Keywords: Advertising; ethics; mass-communication; rhetoric; secularization.

 

 

1. Introdução

"Não estudamos a ética para saber o que é a ética,mas para nos tornarmos éticos." (Aristóteles, 1992: 1103b26-28).

A supra citação da Ética a Nicómaco, de Aristóteles, pressupõe três aspectos significativos e elementares:

1) As preocupações éticas remontam à Antiguidade Clássica e relacionam-se com a retórica e a política enquanto artes ou saberes técnicos e sociais;

2) O estudo dos fundamentos da acção humana interessa ao conhecimento e à prática social, porque a ética não determina comportamentos ideais, não analisa nem faz juízos de valor, não estabelece as melhores decisões, mas é aplicada, i.e. tem a ver com a condução concreta da vida, pois permite viver bem a vida;

3) A ética reside num elemento essencial, a virtude (os valores morais, no geral), na medida em que a virtude é o meio para a felicidade, que é o fim; ser ético é ser virtuoso e isso é o suficiente e necessário para ser feliz. Segundo Aristóteles, a virtude é um estado habitual que dirige a decisão, estabelecendo-se uma relação útil entre virtude e sabedoria para sermos virtuosos (Aristóteles, 1992: 1103b26-28; Santos, 2012: 17).

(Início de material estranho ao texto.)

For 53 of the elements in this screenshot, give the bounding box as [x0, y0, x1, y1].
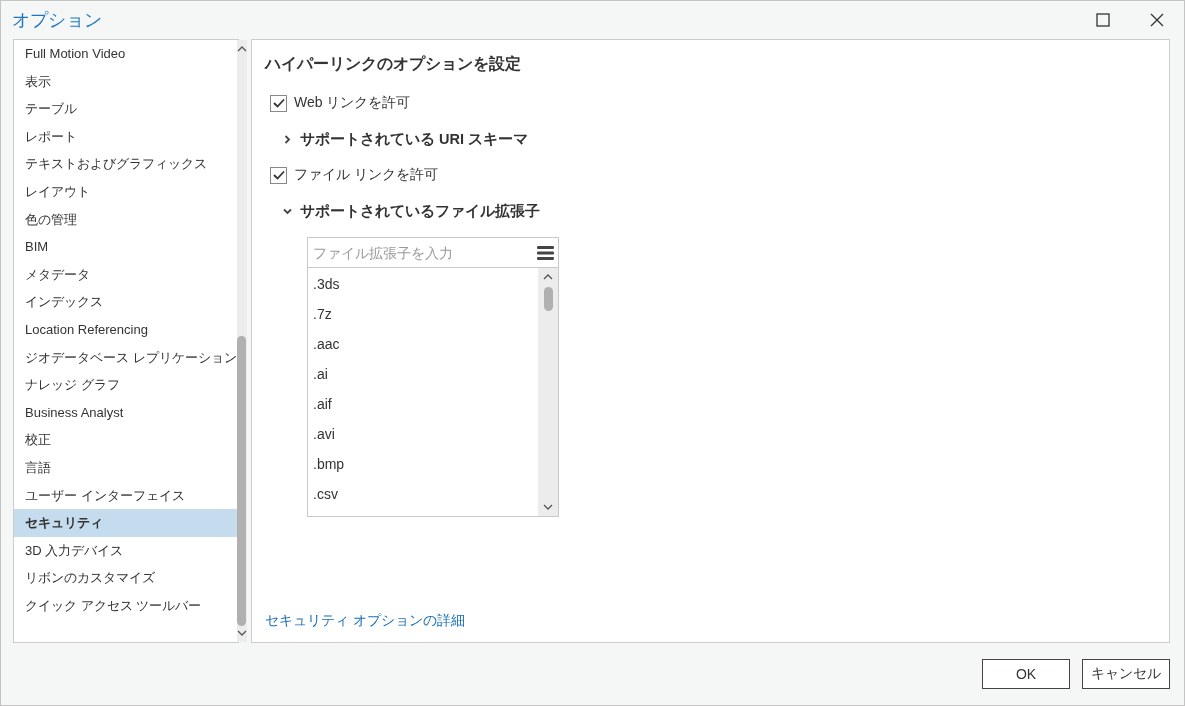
extension-item[interactable]: .aif	[308, 389, 538, 419]
chevron-up-icon[interactable]	[236, 46, 247, 52]
sidebar-item[interactable]: 表示	[14, 67, 237, 96]
sidebar-item[interactable]: ジオデータベース レプリケーション	[14, 343, 237, 372]
extension-item[interactable]: .bmp	[308, 449, 538, 479]
scrollbar[interactable]	[538, 268, 558, 516]
sidebar-item[interactable]: レイアウト	[14, 177, 237, 206]
extension-item[interactable]: .aac	[308, 329, 538, 359]
chevron-right-icon[interactable]	[283, 134, 292, 144]
sidebar-item[interactable]: テーブル	[14, 95, 237, 123]
menu-icon[interactable]	[537, 245, 554, 260]
expander-label[interactable]: サポートされているファイル拡張子	[300, 201, 540, 221]
sidebar-item[interactable]: 3D 入力デバイス	[14, 536, 237, 565]
checkbox-label: ファイル リンクを許可	[294, 166, 438, 184]
chevron-down-icon[interactable]	[543, 504, 553, 510]
checkbox[interactable]	[270, 166, 287, 184]
chevron-up-icon[interactable]	[543, 274, 553, 280]
window-title: オプション	[12, 9, 102, 32]
sidebar-item[interactable]: テキストおよびグラフィックス	[14, 150, 237, 178]
sidebar-item[interactable]: Full Motion Video	[14, 40, 237, 68]
sidebar-item[interactable]: インデックス	[14, 288, 237, 316]
sidebar-item[interactable]: クイック アクセス ツールバー	[14, 591, 237, 620]
close-icon[interactable]	[1150, 13, 1164, 27]
extension-item[interactable]: .avi	[308, 419, 538, 449]
scrollbar-thumb[interactable]	[237, 336, 247, 626]
dialog-button[interactable]: キャンセル	[1082, 659, 1170, 689]
sidebar-item[interactable]: ナレッジ グラフ	[14, 371, 237, 399]
sidebar-item[interactable]: ユーザー インターフェイス	[14, 481, 237, 510]
extension-item[interactable]: .3ds	[308, 269, 538, 299]
details-link[interactable]: セキュリティ オプションの詳細	[265, 612, 465, 630]
extension-item[interactable]: .csv	[308, 479, 538, 509]
sidebar-item[interactable]: セキュリティ	[14, 509, 237, 537]
checkbox[interactable]	[270, 94, 287, 112]
sidebar-item[interactable]: Location Referencing	[14, 315, 237, 344]
sidebar-item[interactable]: 校正	[14, 426, 237, 454]
maximize-icon[interactable]	[1096, 13, 1110, 27]
extension-item[interactable]: .7z	[308, 299, 538, 329]
scrollbar-thumb[interactable]	[543, 287, 553, 311]
section-heading: ハイパーリンクのオプションを設定	[265, 54, 522, 74]
sidebar-item[interactable]: 言語	[14, 453, 237, 482]
checkbox-label: Web リンクを許可	[294, 94, 411, 112]
scrollbar[interactable]	[236, 40, 247, 642]
sidebar-item[interactable]: メタデータ	[14, 260, 237, 289]
sidebar-item[interactable]: 色の管理	[14, 205, 237, 234]
dialog-button[interactable]: OK	[982, 659, 1070, 689]
sidebar-item[interactable]: レポート	[14, 122, 237, 151]
chevron-down-icon[interactable]	[283, 206, 292, 216]
sidebar-item[interactable]: Business Analyst	[14, 398, 237, 427]
expander-label[interactable]: サポートされている URI スキーマ	[300, 129, 529, 149]
extension-item[interactable]: .ai	[308, 359, 538, 389]
chevron-down-icon[interactable]	[236, 630, 247, 636]
sidebar-item[interactable]: BIM	[14, 233, 237, 261]
sidebar-item[interactable]: リボンのカスタマイズ	[14, 564, 237, 592]
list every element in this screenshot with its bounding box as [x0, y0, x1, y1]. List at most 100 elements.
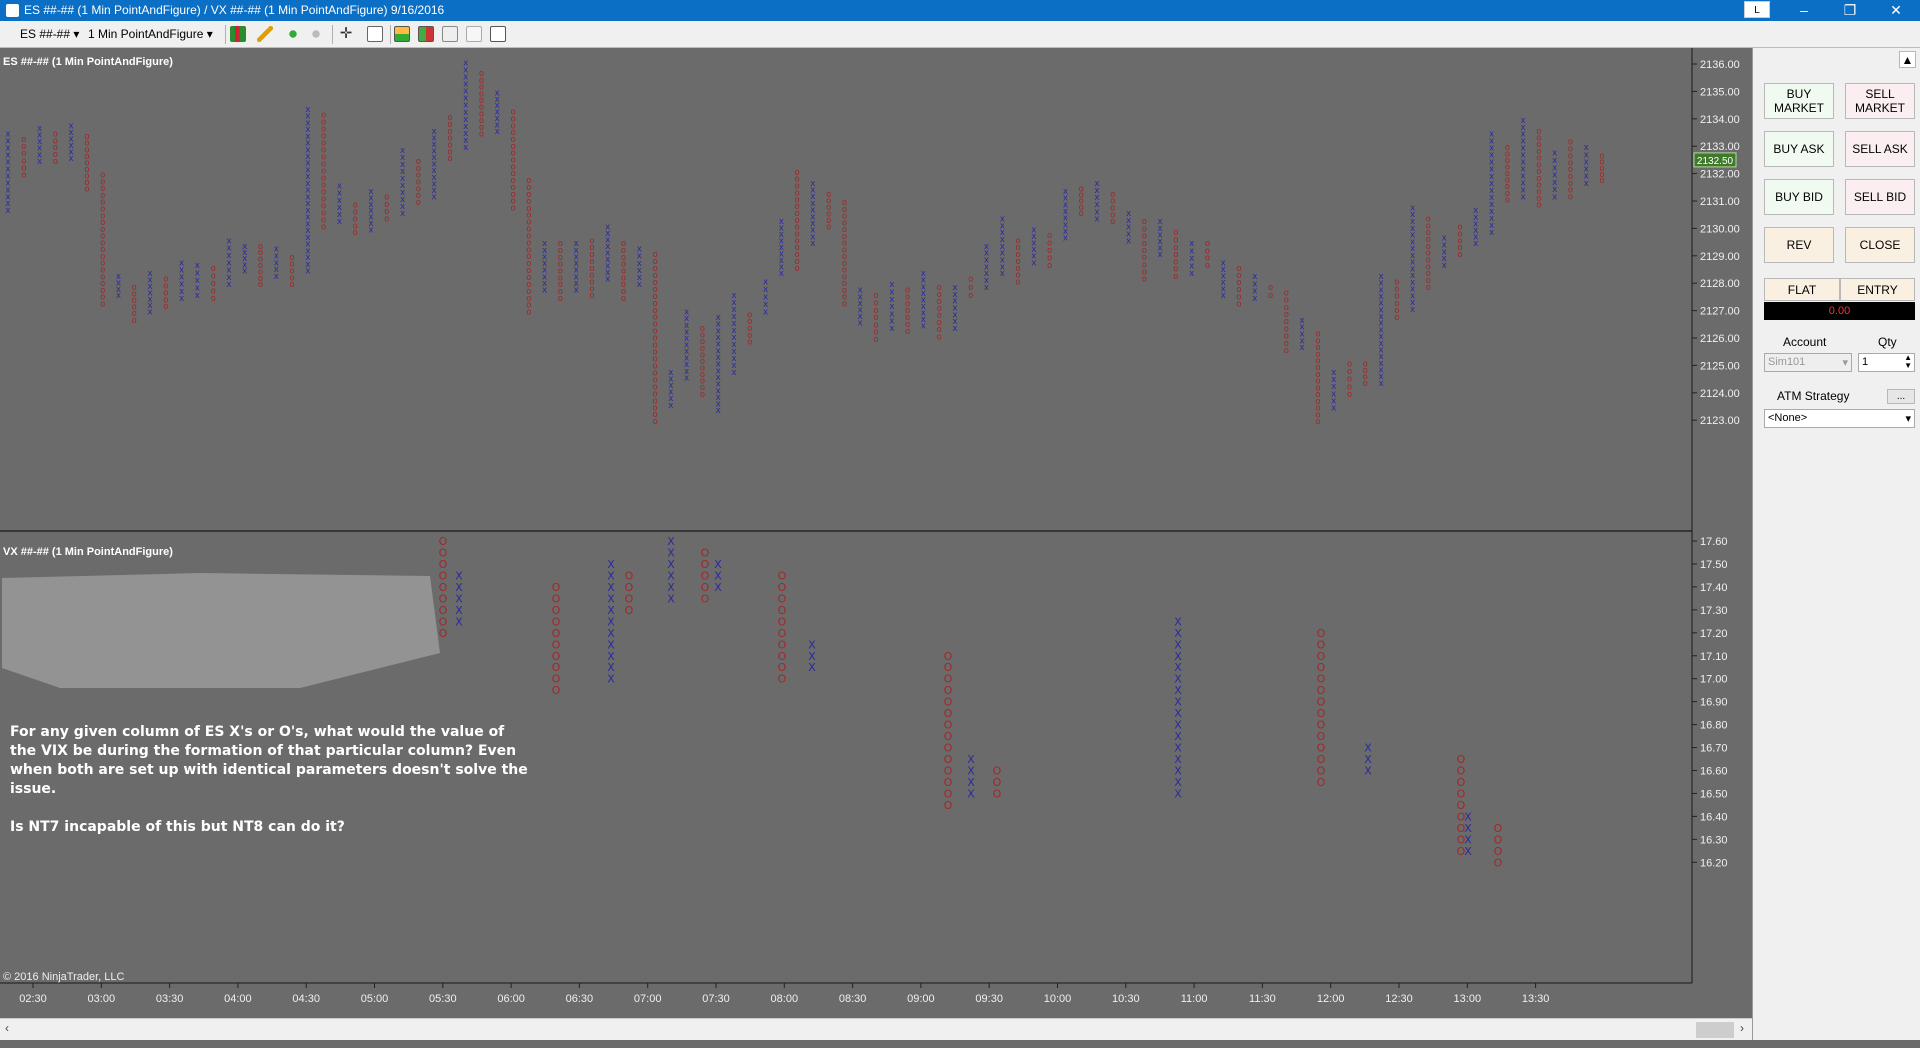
buy-market-button[interactable]: BUY MARKET: [1764, 83, 1834, 119]
snapshot-icon[interactable]: [466, 26, 482, 42]
es-column-x-mark: x: [889, 324, 895, 334]
es-column-o-mark: o: [510, 203, 515, 213]
link-button[interactable]: L: [1744, 1, 1770, 18]
chart-trader-icon[interactable]: [394, 26, 410, 42]
es-column-o-mark: o: [1505, 195, 1510, 205]
es-column-o-mark: o: [794, 264, 799, 274]
time-label: 10:00: [1044, 993, 1072, 1005]
horizontal-scrollbar[interactable]: ‹ ›: [0, 1018, 1752, 1040]
toolbar: ES ##-## ▾ 1 Min PointAndFigure ▾ ✛: [0, 21, 1920, 48]
sell-market-button[interactable]: SELL MARKET: [1845, 83, 1915, 119]
es-column-o-mark: o: [589, 291, 594, 301]
atm-options-button[interactable]: ...: [1887, 389, 1915, 404]
es-column-x-mark: x: [542, 286, 548, 296]
es-column-x-mark: x: [605, 275, 611, 285]
es-column-o-mark: o: [621, 294, 626, 304]
es-column-x-mark: x: [1473, 239, 1479, 249]
chart-canvas[interactable]: ES ##-## (1 Min PointAndFigure) VX ##-##…: [0, 48, 1752, 1018]
sell-ask-button[interactable]: SELL ASK: [1845, 131, 1915, 167]
vx-price-label: 17.00: [1700, 674, 1728, 686]
scroll-thumb[interactable]: [1696, 1022, 1734, 1038]
es-column-o-mark: o: [1268, 291, 1273, 301]
interval-selector[interactable]: 1 Min PointAndFigure ▾: [88, 27, 213, 41]
minimize-button[interactable]: –: [1781, 0, 1827, 21]
toolbar-separator: [225, 25, 226, 44]
pencil-icon[interactable]: [257, 26, 273, 42]
properties-icon[interactable]: [442, 26, 458, 42]
crosshair-icon[interactable]: ✛: [338, 26, 354, 42]
es-column-x-mark: x: [1410, 305, 1416, 315]
zoom-icon[interactable]: [367, 26, 383, 42]
window-linking-icon[interactable]: [490, 26, 506, 42]
chart-style-icon[interactable]: [230, 26, 246, 42]
es-column-o-mark: o: [210, 294, 215, 304]
scroll-left-icon[interactable]: ‹: [5, 1021, 9, 1035]
es-column-o-mark: o: [826, 223, 831, 233]
es-price-label: 2135.00: [1700, 86, 1740, 98]
atm-strategy-label: ATM Strategy: [1777, 389, 1850, 403]
es-column-x-mark: x: [984, 283, 990, 293]
es-column-o-mark: o: [1047, 261, 1052, 271]
es-price-label: 2123.00: [1700, 415, 1740, 427]
vx-column-x-mark: X: [967, 787, 975, 800]
data-box-icon[interactable]: [418, 26, 434, 42]
es-column-x-mark: x: [763, 308, 769, 318]
vx-price-label: 16.80: [1700, 720, 1728, 732]
es-column-o-mark: o: [352, 228, 357, 238]
flat-button[interactable]: FLAT: [1764, 278, 1840, 301]
es-column-o-mark: o: [1394, 313, 1399, 323]
vx-price-label: 17.10: [1700, 651, 1728, 663]
atm-strategy-select[interactable]: <None> ▾: [1764, 409, 1915, 428]
scroll-right-icon[interactable]: ›: [1740, 1021, 1744, 1035]
sell-bid-button[interactable]: SELL BID: [1845, 179, 1915, 215]
es-price-label: 2131.00: [1700, 196, 1740, 208]
qty-label: Qty: [1878, 335, 1897, 349]
buy-bid-button[interactable]: BUY BID: [1764, 179, 1834, 215]
es-column-o-mark: o: [163, 302, 168, 312]
close-position-button[interactable]: CLOSE: [1845, 227, 1915, 263]
es-column-o-mark: o: [968, 291, 973, 301]
es-column-x-mark: x: [1063, 234, 1069, 244]
es-column-o-mark: o: [1015, 277, 1020, 287]
es-column-o-mark: o: [1173, 272, 1178, 282]
qty-spinner-icon[interactable]: ▲ ▼: [1904, 354, 1912, 370]
es-column-o-mark: o: [842, 299, 847, 309]
time-label: 09:30: [975, 993, 1003, 1005]
es-column-x-mark: x: [305, 267, 311, 277]
es-column-x-mark: x: [684, 373, 690, 383]
entry-button[interactable]: ENTRY: [1840, 278, 1915, 301]
indicator-icon[interactable]: [285, 26, 301, 42]
es-price-label: 2132.00: [1700, 169, 1740, 181]
collapse-icon[interactable]: ▲: [1899, 51, 1916, 68]
es-column-x-mark: x: [37, 157, 43, 167]
restore-button[interactable]: ❐: [1827, 0, 1873, 21]
time-label: 07:30: [702, 993, 730, 1005]
es-price-label: 2129.00: [1700, 251, 1740, 263]
account-select[interactable]: Sim101 ▾: [1764, 353, 1852, 372]
time-label: 09:00: [907, 993, 935, 1005]
buy-ask-button[interactable]: BUY ASK: [1764, 131, 1834, 167]
es-column-o-mark: o: [936, 332, 941, 342]
reverse-button[interactable]: REV: [1764, 227, 1834, 263]
es-price-label: 2127.00: [1700, 306, 1740, 318]
es-column-x-mark: x: [195, 291, 201, 301]
es-column-x-mark: x: [1094, 214, 1100, 224]
vx-column-o-mark: O: [701, 592, 710, 605]
qty-input[interactable]: 1 ▲ ▼: [1858, 353, 1915, 372]
vx-column-o-mark: O: [625, 604, 634, 617]
close-window-button[interactable]: ✕: [1873, 0, 1919, 21]
instrument-selector[interactable]: ES ##-## ▾: [20, 27, 79, 41]
toolbar-separator: [332, 25, 333, 44]
es-column-x-mark: x: [337, 217, 343, 227]
account-label: Account: [1783, 335, 1827, 349]
chart-area[interactable]: ES ##-## (1 Min PointAndFigure) VX ##-##…: [0, 48, 1752, 1048]
vx-column-x-mark: X: [714, 581, 722, 594]
strategy-icon[interactable]: [308, 26, 324, 42]
es-column-x-mark: x: [147, 308, 153, 318]
time-label: 04:00: [224, 993, 252, 1005]
es-column-o-mark: o: [1347, 390, 1352, 400]
time-label: 06:30: [566, 993, 594, 1005]
vx-price-label: 17.40: [1700, 582, 1728, 594]
pnl-display: 0.00: [1764, 302, 1915, 320]
es-price-label: 2134.00: [1700, 114, 1740, 126]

Relativamente a 1), a retórica aristotélica tornou-se uma técnica total; integra uma ética que não coloca a eficácia em primeiro plano, segundo Philippe Breton (2002: 68). Com a adaptação ou transformação da palavra em técnica para persuadir, a linguagem passou por um processo de tecnicização e de omnipotência retórica. O uso desta técnica retórica (tekhné rhétoriké), todavia, deve ser relacionado com uma ética específica, segundo Breton: "a tecnicização da palavra pode, de facto, basear-se, a montante, numa ética e ao mesmo tempo na busca de eficácia, ou estribar-se, a jusante, na busca da pura eficácia à custa do que quer que seja" (2002: 69). As mensagens publicitárias são, neste sentido, o produto da técnica retórica, recorrendo ao texto e à imagem para se tornarem esteticamente mais apelativas e críveis (Grunig, 1990: 8).

Quanto a 2), a ética não é a moral. Enquanto a ética é uma reflexão crítica sobre a moral e tem origem na interioridade, na autonomia do indivíduo, a moral tem origem na exterioridade, na vivência dos costumes quotidianos: "a moral diz respeito às acções praticadas por hábito e aos costumes em geral, o que privilegia o lado pelo qual a acção é ainda exterior ao sujeito" (Renaud & Renaud, 1999: 960). A publicidade pode ser amoral ou moral/imoral. A publicidade e a moral são duas esferas distintas. Na actividade criativa da publicidade não é pensável, como na ciência, uma neutralidade moral. A criatividade determina que a publicidade, enquanto actividade artística, não depende da moral, i.e., é amoral. Todavia, pode revestir-se de moralidade ou imoralidade. Existe publicidade com sentido moral, preocupações éticas, ensinamentos práticos, mas também publicidade imoral.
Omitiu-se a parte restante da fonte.